It should be possible to convert the id to tree and back.
The id and bitstrings being:
0 -> 0
1 -> 100
2 -> 11000
3 -> 10100
4 -> 1110000
5 -> 1101000
6 -> 1100100
7 -> 1011000
8 -> 1010100
First consider the fact that given a bitstring, we can easily move to the tree (a recursive method) and viceversa (preorder, outputting 1 for parent and 0 for leaf).
The main challenge comes from trying to map the id to the bitstring and vice versa.
Suppose we listed out the trees of n nodes as follows:
Left sub-tree n-1 nodes, Right sub-tree 0 nodes. (Cn-1*C0 of them)
Left sub-tree n-2 nodes, Right sub-tree 1 node. (Cn-2*C1 of them)
Left sub-tree n-3 nodes, right sub-tree 2 nodes. (Cn-3*C2 of them)

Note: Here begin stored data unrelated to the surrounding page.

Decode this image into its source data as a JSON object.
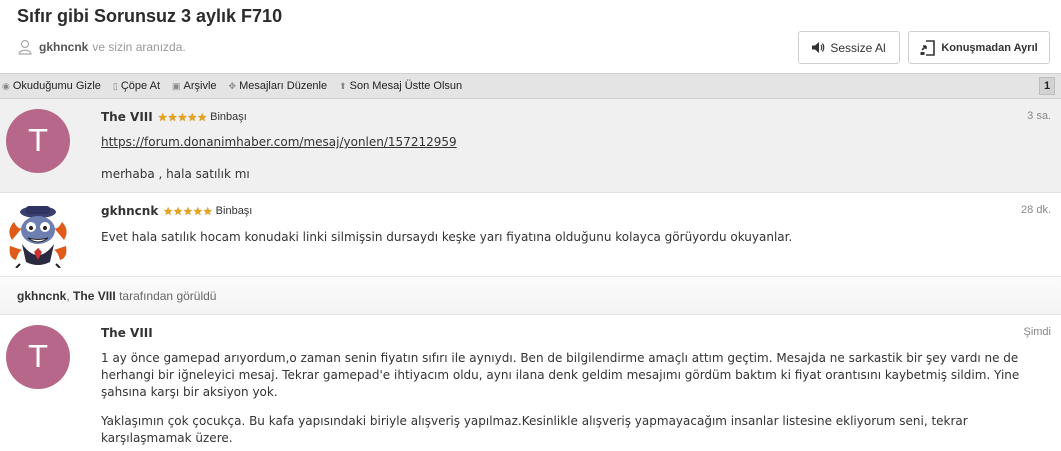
{
  "header": {
    "title": "Sıfır gibi Sorunsuz 3 aylık F710",
    "participants_user": "gkhncnk",
    "participants_suffix": "ve sizin aranızda.",
    "mute_label": "Sessize Al",
    "leave_label": "Konuşmadan Ayrıl"
  },
  "toolbar": {
    "items": [
      {
        "icon": "eye-icon",
        "label": "Okuduğumu Gizle"
      },
      {
        "icon": "trash-icon",
        "label": "Çöpe At"
      },
      {
        "icon": "archive-icon",
        "label": "Arşivle"
      },
      {
        "icon": "move-icon",
        "label": "Mesajları Düzenle"
      },
      {
        "icon": "arrow-up-icon",
        "label": "Son Mesaj Üstte Olsun"
      }
    ],
    "page": "1"
  },
  "messages": [
    {
      "avatar_letter": "T",
      "author": "The VIII",
      "rank": "Binbaşı",
      "time": "3 sa.",
      "link": "https://forum.donanimhaber.com/mesaj/yonlen/157212959",
      "text": "merhaba , hala satılık mı"
    },
    {
      "author": "gkhncnk",
      "rank": "Binbaşı",
      "time": "28 dk.",
      "text": "Evet hala satılık hocam konudaki linki silmişsin dursaydı keşke yarı fiyatına olduğunu kolayca görüyordu okuyanlar."
    },
    {
      "avatar_letter": "T",
      "author": "The VIII",
      "time": "Şimdi",
      "para1": "1 ay önce gamepad arıyordum,o zaman senin fiyatın sıfırı ile aynıydı. Ben de bilgilendirme amaçlı attım geçtim. Mesajda ne sarkastik bir şey vardı ne de herhangi bir iğneleyici mesaj. Tekrar gamepad'e ihtiyacım oldu, aynı ilana denk geldim mesajımı gördüm baktım ki fiyat orantısını kaybetmiş sildim. Yine şahsına karşı bir aksiyon yok.",
      "para2": "Yaklaşımın çok çocukça. Bu kafa yapısındaki biriyle alışveriş yapılmaz.Kesinlikle alışveriş yapmayacağım insanlar listesine ekliyorum seni, tekrar karşılaşmamak üzere."
    }
  ],
  "seen": {
    "user1": "gkhncnk",
    "separator": ",",
    "user2": "The VIII",
    "suffix": "tarafından görüldü"
  },
  "colors": {
    "avatar_bg": "#b7688a",
    "star": "#e8a317",
    "toolbar_bg": "#e4e4e4"
  }
}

Left sub-tree 0 nodes, Right sub-tree n-1 nodes. (C0*Cn-1 of them)
Cr = rth catalan number.
The enumeration you have given seems to come from the following procedure: we keep the left subtree fixed, enumerate through the right subtrees. Then move onto the next left subtree, enumerate through the right subtrees, and so on. We start with the maximum size left subtree, then next one is max size -1, etc.

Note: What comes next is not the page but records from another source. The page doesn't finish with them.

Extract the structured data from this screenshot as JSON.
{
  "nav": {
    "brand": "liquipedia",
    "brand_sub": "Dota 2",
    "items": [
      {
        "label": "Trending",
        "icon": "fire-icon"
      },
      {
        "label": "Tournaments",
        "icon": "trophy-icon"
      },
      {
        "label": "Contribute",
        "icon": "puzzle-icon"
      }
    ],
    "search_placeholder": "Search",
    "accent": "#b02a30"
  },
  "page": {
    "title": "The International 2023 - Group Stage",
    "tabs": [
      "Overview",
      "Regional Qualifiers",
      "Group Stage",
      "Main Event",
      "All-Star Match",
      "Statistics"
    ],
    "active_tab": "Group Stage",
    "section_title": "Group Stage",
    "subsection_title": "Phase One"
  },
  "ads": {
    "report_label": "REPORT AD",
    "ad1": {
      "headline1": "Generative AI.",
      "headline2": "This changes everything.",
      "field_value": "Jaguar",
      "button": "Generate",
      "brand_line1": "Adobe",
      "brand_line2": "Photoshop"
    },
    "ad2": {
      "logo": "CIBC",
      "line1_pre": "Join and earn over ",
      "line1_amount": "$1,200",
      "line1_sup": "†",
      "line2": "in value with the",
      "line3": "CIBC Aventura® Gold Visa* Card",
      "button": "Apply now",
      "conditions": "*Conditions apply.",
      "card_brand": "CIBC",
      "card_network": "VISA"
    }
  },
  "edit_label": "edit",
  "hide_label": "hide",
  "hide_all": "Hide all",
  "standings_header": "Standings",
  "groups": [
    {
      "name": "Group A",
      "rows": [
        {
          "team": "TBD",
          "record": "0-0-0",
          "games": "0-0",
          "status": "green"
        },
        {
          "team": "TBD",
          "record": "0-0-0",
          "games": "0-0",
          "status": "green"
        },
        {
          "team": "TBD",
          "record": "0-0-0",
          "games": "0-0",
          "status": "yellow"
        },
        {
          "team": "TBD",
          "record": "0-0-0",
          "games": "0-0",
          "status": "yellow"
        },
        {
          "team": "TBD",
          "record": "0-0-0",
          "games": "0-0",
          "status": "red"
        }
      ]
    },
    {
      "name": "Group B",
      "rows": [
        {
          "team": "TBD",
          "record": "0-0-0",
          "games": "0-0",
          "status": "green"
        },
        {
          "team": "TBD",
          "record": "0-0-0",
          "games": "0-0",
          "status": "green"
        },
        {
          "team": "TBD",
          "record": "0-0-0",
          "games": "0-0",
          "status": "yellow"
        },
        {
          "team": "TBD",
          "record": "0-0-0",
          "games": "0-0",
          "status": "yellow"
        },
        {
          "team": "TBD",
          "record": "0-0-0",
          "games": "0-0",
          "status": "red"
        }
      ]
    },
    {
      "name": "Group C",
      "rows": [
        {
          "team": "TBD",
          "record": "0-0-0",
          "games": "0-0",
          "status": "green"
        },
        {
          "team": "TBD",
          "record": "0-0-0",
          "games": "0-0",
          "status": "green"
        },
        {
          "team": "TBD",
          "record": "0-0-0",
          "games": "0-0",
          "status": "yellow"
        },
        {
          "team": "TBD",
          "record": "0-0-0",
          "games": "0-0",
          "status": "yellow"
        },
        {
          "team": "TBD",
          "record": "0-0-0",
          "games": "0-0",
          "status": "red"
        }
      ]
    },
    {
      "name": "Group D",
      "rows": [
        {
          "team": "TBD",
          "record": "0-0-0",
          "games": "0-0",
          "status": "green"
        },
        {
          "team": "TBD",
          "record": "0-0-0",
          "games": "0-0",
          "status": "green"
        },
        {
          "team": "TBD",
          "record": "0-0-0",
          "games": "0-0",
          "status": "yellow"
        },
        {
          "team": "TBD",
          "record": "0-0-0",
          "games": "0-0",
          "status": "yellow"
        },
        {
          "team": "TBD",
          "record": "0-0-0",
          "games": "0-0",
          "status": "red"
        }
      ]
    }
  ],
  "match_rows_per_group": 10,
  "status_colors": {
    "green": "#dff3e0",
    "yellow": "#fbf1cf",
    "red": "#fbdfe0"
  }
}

So say we have an id = S say. We first find an n such that
C0 + C1 + C2 + ... + Cn < S <= C0+C1+ C2 + ... +Cn+1
Then S would correspond to a tree with n+1 nodes.

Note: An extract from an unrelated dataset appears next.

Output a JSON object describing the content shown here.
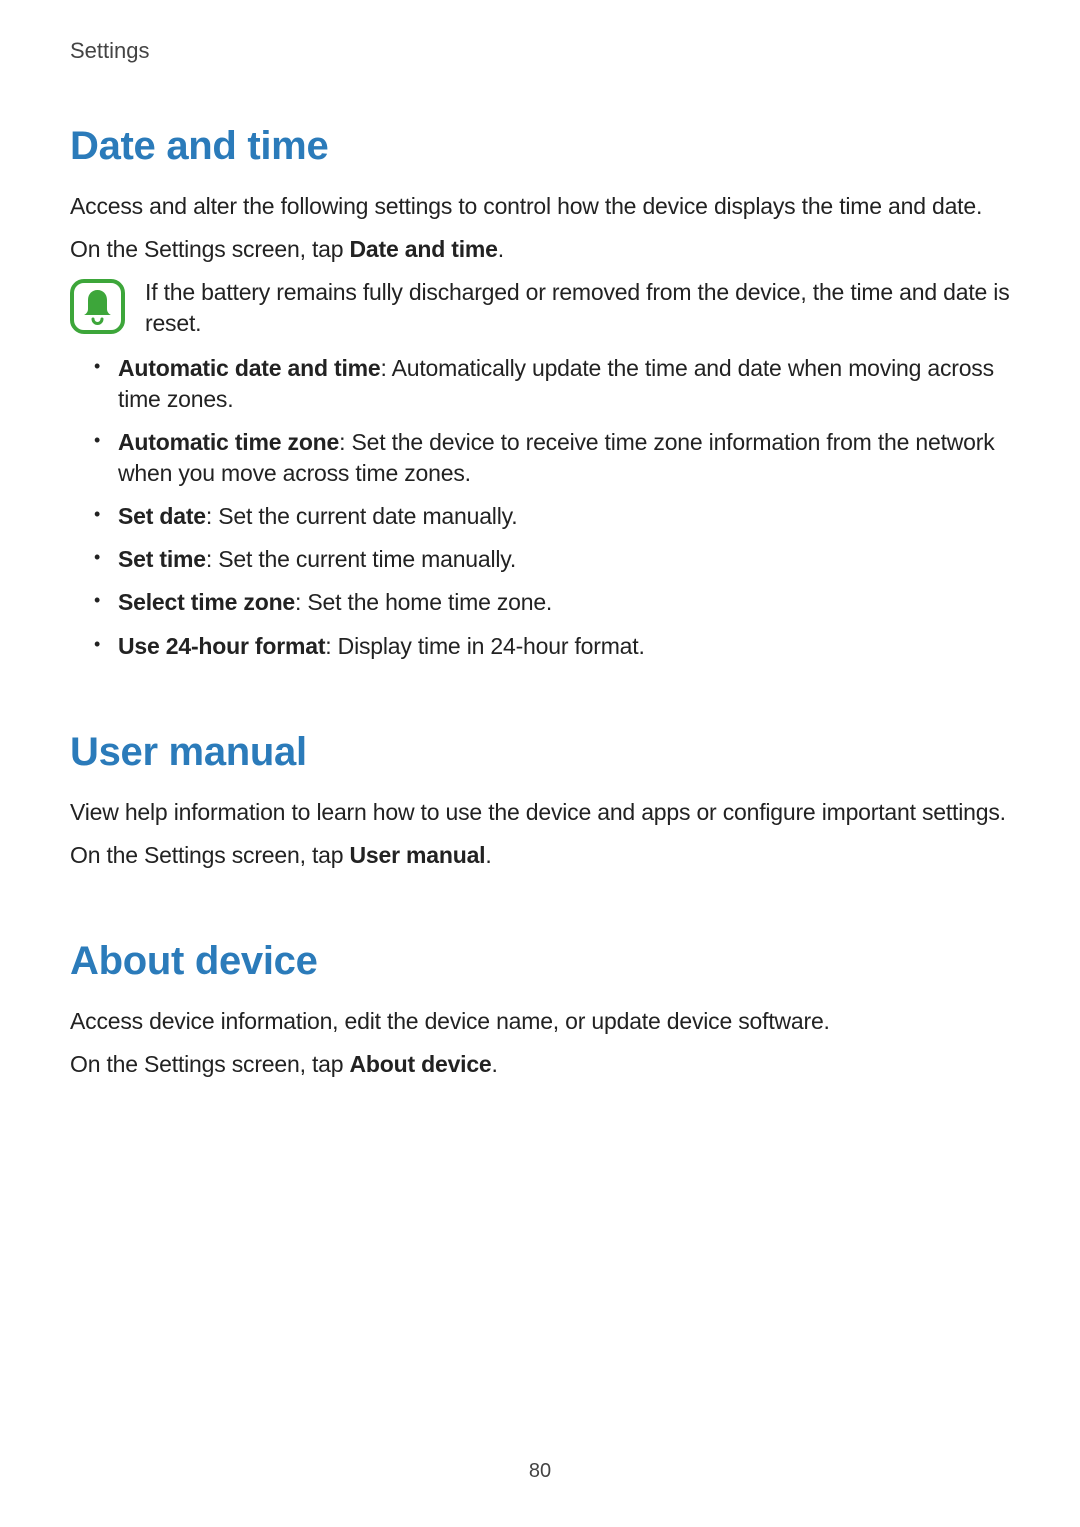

So you now consider P = S - (C0+C1+C2+ ...+Cn), which is the position in the enumeration of the trees of n+1 nodes.
Now we figure out an r such that Cn*C0 + Cn-1*C1 + .. + Cn-rCr < P <= CnC0 + Cn-1*C1 + .. + Cn-r+1*Cr-1
This tell us how many nodes the left subtree and the right subtree have.
Considering P - Cn*C0 + Cn-1*C1 + .. + Cn-r*Cr , we can now figure out the exact left subtree enumeration position(only considering trees of that size) and the exact right subtree enumeration position and recursively form the bitstring.
Mapping the bitstring to the id should be similar, as we know what the left subtree and right subtrees look like, all we would need to do is find the corresponding positions and do some arithmetic to get the ID.
Not sure how helpful it is though. You will be working with some pretty huge numbers all the time.